Georgetown : The Low Vision Unit of the Georgetown Public Hospital (GPHC) could be a source of immense finances to help improve the current operation of the Ophthalmology Department. However, according to Head of the Department, Dr George Norton, this is currently not the case.
Government had introduced the Low Vision Unit with a view of making eye care more accessible and affordable when compared to what obtains at private health facilities. As such the facility has been providing, among other services, low cost spectacles to citizens in need of eye care unlike the private entities that are known to provide both high-cost and low cost frames. “If you come and set up something (service) at the GPHC everybody would get the impression that this is being offered by the Government and there is the tendency for people to flock that service.” Given the number of persons who seek after the Low Vision service and the lack of improvements that have been realised, Dr Norton is convinced that there is a dire need for more accountability at the GPHC.
This is even in light of the fact that persons who have been trained as refractionists have been tasked with examining the eyes of persons throughout the length and breadth of Guyana with the objective of referring them to the Low Vision Unit.

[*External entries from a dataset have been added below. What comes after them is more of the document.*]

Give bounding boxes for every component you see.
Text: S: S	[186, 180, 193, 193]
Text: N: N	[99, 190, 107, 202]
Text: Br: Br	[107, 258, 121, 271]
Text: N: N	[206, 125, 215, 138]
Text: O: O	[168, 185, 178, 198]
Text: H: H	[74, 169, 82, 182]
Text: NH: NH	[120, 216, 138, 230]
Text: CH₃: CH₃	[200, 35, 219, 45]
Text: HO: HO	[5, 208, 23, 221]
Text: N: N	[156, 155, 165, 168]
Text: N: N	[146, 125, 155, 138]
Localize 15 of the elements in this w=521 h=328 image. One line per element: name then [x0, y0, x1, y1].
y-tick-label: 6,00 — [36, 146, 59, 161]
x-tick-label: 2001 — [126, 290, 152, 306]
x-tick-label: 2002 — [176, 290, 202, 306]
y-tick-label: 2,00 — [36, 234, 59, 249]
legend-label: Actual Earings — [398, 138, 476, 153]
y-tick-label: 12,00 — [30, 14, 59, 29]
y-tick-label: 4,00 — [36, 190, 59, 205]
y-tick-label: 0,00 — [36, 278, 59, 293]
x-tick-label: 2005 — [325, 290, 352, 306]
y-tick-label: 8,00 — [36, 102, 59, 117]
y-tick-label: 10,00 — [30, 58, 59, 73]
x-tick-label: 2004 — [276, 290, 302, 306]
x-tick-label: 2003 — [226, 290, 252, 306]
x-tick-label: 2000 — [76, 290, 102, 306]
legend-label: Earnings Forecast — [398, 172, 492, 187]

“It is a lucrative business they have gotten into….but does the eye clinic benefit? No it does not!…We still have a situation where we don’t have the right needles, we don’t have the right instruments and so many things we need we are just not getting them and I think we need to get that situation addressed.” The Eye Department, according to the Ophthalmologist, is currently furnished with old antiquated, condemned and rusted equipment that “we are using every day and as far as I am concerned low vision is reaping a large sum of money and I would think we would have benefited more.”
According to Dr Norton he has been asking the hospital’s administration week after week in an attempt to secure consumables for the eye department but “we are not getting it…a needle to do retro-bulb injections and the right type of solutions we are just not getting so I am not happy about the whole situation at all.”
Commenting on the role of the refractionists, Dr Norton revealed that they were subjected to a mere six-month training programme which was facilitated by foreigners. “They have formed themselves into an entity and they have brought foreigners here to come and train the Guyanese to do the eye test and they train persons from all the different areas just to do the test.” These trained refractionists, according to the Ophthalmologist, are tasked with practically setting up clinics at health centres. “What is happening, for instance in some areas is that we have a doctor who is there to attend to somebody and instead of examining that person’s eye the doctor sends that person to that refractionist who has had six months of training…”
When you only have a hammer everything looks like a nail; they (refractionists) can only test eyes, that is all they are trained to do when the doctor should have examined the patient and prescribe treatment instead they are sending them over to people who are not even technicians,” Dr Norton lamented.